Tudo isto descobri ontem, na apresentação do documentário “Juliette Binoche dans les yeux”, de Marion Stalens, no Estoril Film Festival. O evento presta homenagem à artista e contou com a presença das duas, actriz e realizadora, também irmã de Binoche.
O filme é um magnífico trabalho de partilha, que mostra de forma envolvente e criativa a mulher forte, independente, vencedora de um Óscar que não tem medo que a vejam sem maquilhagem em grande plano num ecrã de vários metros de altura, mulher de uma beleza comovente e artista em estado puro que é Binoche.
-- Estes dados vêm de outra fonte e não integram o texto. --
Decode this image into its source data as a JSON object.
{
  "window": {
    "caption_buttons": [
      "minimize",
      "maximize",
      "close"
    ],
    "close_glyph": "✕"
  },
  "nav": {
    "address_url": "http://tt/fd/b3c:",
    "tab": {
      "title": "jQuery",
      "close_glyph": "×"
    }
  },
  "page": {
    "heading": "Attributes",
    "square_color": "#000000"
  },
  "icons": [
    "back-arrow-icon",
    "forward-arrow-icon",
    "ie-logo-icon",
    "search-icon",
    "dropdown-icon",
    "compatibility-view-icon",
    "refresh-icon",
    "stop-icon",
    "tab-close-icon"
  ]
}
A homenagem que o Estoril Film Festival lhe presta estende-se a vários filmes que fazem a retrospectiva da sua carreira e ainda a uma exposição de pinturas, retratos e poemas da artista intitulada Portraits In Eyes.
De resto registo também aqui outra pérola do certame deste ano. Chama-se “O Fantástico Sr. Raposo”, de Wes Anderson.

Exibido anteontem em ante-estreia (com uma vergonhosa hora de atraso…) a aventura do realizador de “The Darjeeling Limited” e “Um Peixe Fora de Água” pela animação é um deleite para os olhos e para a disposição de qualquer um. A começar está o toque brilhante das vozes de George Clooney, Bill Murray, Owen Wilson e Meryl Streep por trás das personagens.
Depois, os bonecos. São tão giros que dá vontade de agarrar. E claro, a história deliciosa e completamente non sense da raposa com problemas existenciais, dividida entre o seu lado selvagem e a responsabilidade familiar, que decide recomeçar a assaltar aos galinheiros vizinhos e acaba por meter a sua família e comunidade “supostamente selvagem” em sarilhos. Trata-se da adaptação do livro homónimo de Roald Dahl, autor de “Charlie e a Fábrica de Chocolate” e “James e o Pêssego Gigante”.
Enfim, irónico, bem humorado, e com aquele toque de animação à antiga (parece que Anderson é mesmo avesso às “Pixars”), “O Fantástico Mr. Fox” é sem dúvida um filme para ver e chorar (a rir) por mais.